The group $\mathbb{Z}^n/A\mathbb{Z}^n$ is finite iff the determinant of A is nonzero

Question

Let $n\geq 1$ and $A$ be an $n\times n$ integral matrix with columns $c_1,\ldots, c_n\in\mathbb{Z}^n$. Write $A\mathbb{Z}^n$ as the set of all integral linear combinations of the columns of A, i.e., $$A\mathbb{Z}^n=\{x_1c_1+\cdots+x_nc_n: x_1, \ldots, x_n\in\mathbb{Z}\}. $$ The problem is to prove that the group $G=\mathbb{Z}^n/A\mathbb{Z}^n$ is a finite group if and only if $\det(A)\neq0$, and moreover that in the case $\det(A)\neq0$, the order of $G$ is precisely $|\det(A)|$.

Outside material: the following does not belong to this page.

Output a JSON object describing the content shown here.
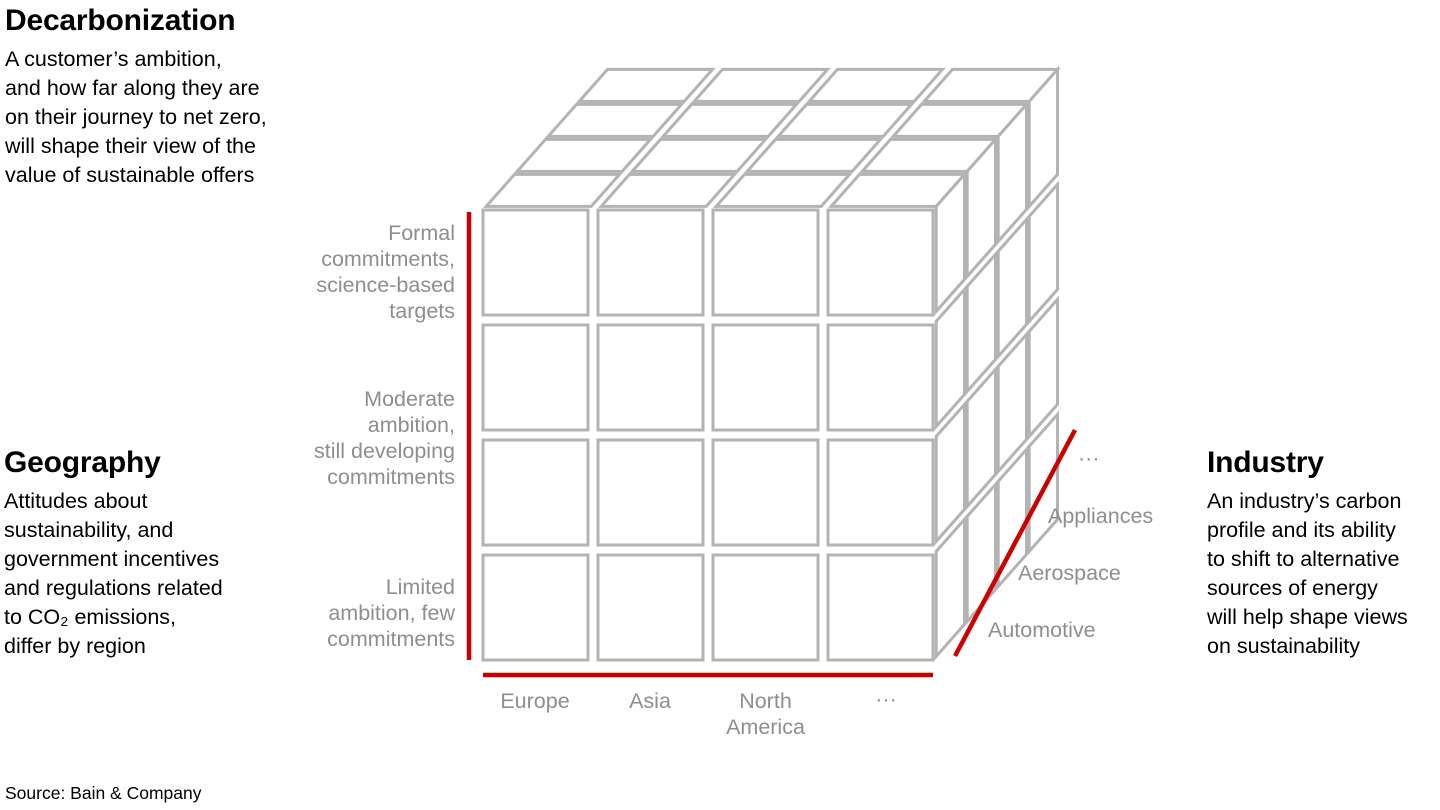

The case when $\det(A)$ is a unit ($\pm1$) is somewhat trivial. But how about other nonzero values for $\det(A)$? I tried to define a homomorphism $f:\mathbb{Z}^n\to\mathbb{Z}^n, x\mapsto Ax$ for $x\in\mathbb{Z}^n$, and observed that $G$ is the quotient $\mathbb{Z}^n/\operatorname{im}(f)$. How can we proceed?

Thanks.

Answer 1

Assume first that $\det A = d \ne 0$. Using Cramer we see that $d \mathbb{Z}^n\subset A \cdot \mathbb{Z}^n$. So $\mathbb{Z}^n/A\mathbb{Z}^n$ is of order at most $d^n$.

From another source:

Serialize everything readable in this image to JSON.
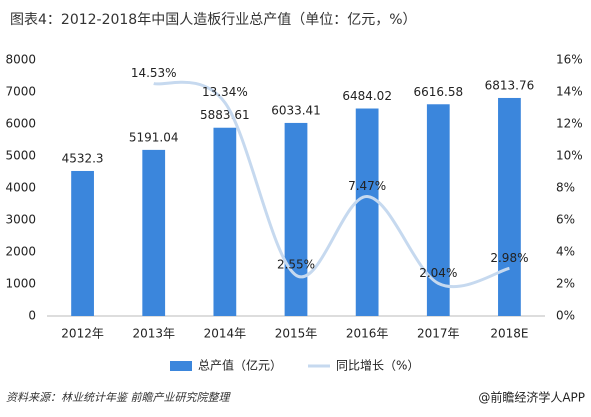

Assume $\det A =0$. Then there exists $r\in \mathbb{Z}^n$, $r\ne 0$, such that $r^t\cdot A=0$. Consider the map $\mathbb{Z}^n\to \mathbb{Z}$, $c\mapsto r^t\cdot c$. The map has infinite image and the kernel of the map contains $A\mathbb{Z}^n$. We conclude that $\mathbb{Z}^n/A\mathbb{Z}^n$ is infinite.

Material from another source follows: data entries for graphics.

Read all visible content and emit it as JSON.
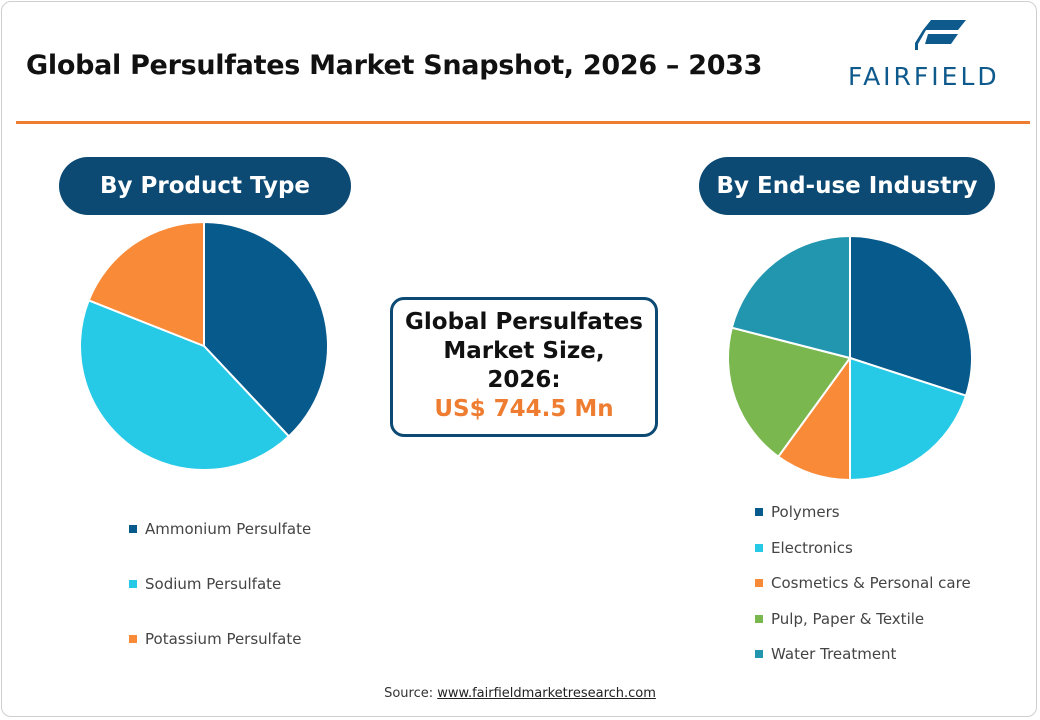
{
  "header": {
    "title": "Global Persulfates Market Snapshot, 2026 – 2033",
    "logo_text": "FAIRFIELD"
  },
  "center": {
    "line1": "Global Persulfates",
    "line2": "Market Size,",
    "line3": "2026:",
    "value": "US$ 744.5 Mn"
  },
  "source": {
    "label": "Source:",
    "link": "www.fairfieldmarketresearch.com"
  },
  "colors": {
    "accent": "#ee7d31",
    "navy": "#0c4a74"
  },
  "chart_data": [
    {
      "type": "pie",
      "title": "By Product Type",
      "categories": [
        "Ammonium Persulfate",
        "Sodium Persulfate",
        "Potassium Persulfate"
      ],
      "values": [
        38,
        43,
        19
      ],
      "colors": [
        "#065a8c",
        "#26c9e6",
        "#f98a37"
      ],
      "legend": "bottom"
    },
    {
      "type": "pie",
      "title": "By End-use Industry",
      "categories": [
        "Polymers",
        "Electronics",
        "Cosmetics & Personal care",
        "Pulp, Paper & Textile",
        "Water Treatment"
      ],
      "values": [
        30,
        20,
        10,
        19,
        21
      ],
      "colors": [
        "#065a8c",
        "#26c9e6",
        "#f98a37",
        "#7ab74f",
        "#2196ae"
      ],
      "legend": "bottom"
    }
  ]
}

Obs: In fact one can show that if $\det A\ne 0$ then the order of $\mathbb{Z}^n/A\mathbb{Z}^n$ is $|d|$. We can show this with geometry as follows:

Consider the lattice $L= A\mathbb{Z}^n$ inside the lattice $\mathbb{Z}^n$. Consider a basis $c_1$, $\ldots$, $c_n$ of $L$. The volume of the parallelotope $P$ consisting of $ \sum t_i c_i$, with $0\le t_i< 1$ equals on one hand $|\det A|$, on the other hand it equals the limit $$\lim_{N\to \infty} \frac{a_N}{N^n}$$ where $a_N$ is the cardinality of $P \cap \frac{1}{N}\mathbb{Z}^n$. However, $a_N$ also equals the cardinality of $N P \cap \mathbb{Z}^n$, and this equals the order of $\mathbb{Z}^n/N L$. Therefore we have $$|\det A |= \lim_{N\to \infty}\frac{|\mathbb{Z}^n/N L|}{N^n}=\lim_{N\to \infty}\frac{|\mathbb{Z}^n/N L|}{|\mathbb{Z}^n/N\mathbb{Z}^n|}=\lim |N\mathbb{Z}^n/NL|=\lim |\mathbb{Z}^n/L|= |\mathbb{Z^n}/L|$$

Answer 2

The volume of the parallelepiped spanned by the columns of $A$ has volume $|\det A|$ and contains exactly one representative of each coset. Thus the vloume is approximately the combined volume of the unit cubes cntered at these representatives. The approximation gets (reletively) better if you take a large number of copies of the epiped...

And of course, $\det A=0$ means that the column vectors do not span the full space, henc ewe find a lattice point iutside o f the span; this has infinite order also in the quotient.

Answer 3

This follows from the Smith normal form, which is an algorithmic procedure for writing $A=PDQ$, where $P,Q,D$ are integer matrices, $P,Q$ invertible, and $D$ diagonal. It follows that $|\det(A)|=|\det(D)|$ and $\mathbb{Z}^n/A\mathbb{Z}^n \cong \mathbb{Z}^n/D\mathbb{Z}^n$.

I'd love to see an elementary proof along the lines below. I wish I could make that argument work better.

Let $E$ be the canonical basis of $\mathbb Z^n$. Let $V$ be the image of $E$ under $A$. Then $V=AE$ and $\text{adj}(A) V = \text{adj}(A)AE = \det(A)IE=\det(A)E$ and so $\det(A)E \subseteq A\mathbb{Z}^n$. Therefore, if $\det(A)\ne0$, then $\mathbb{Z}^n/A\mathbb{Z}^n$ is finite and has size at most $|\det(A)|^n$.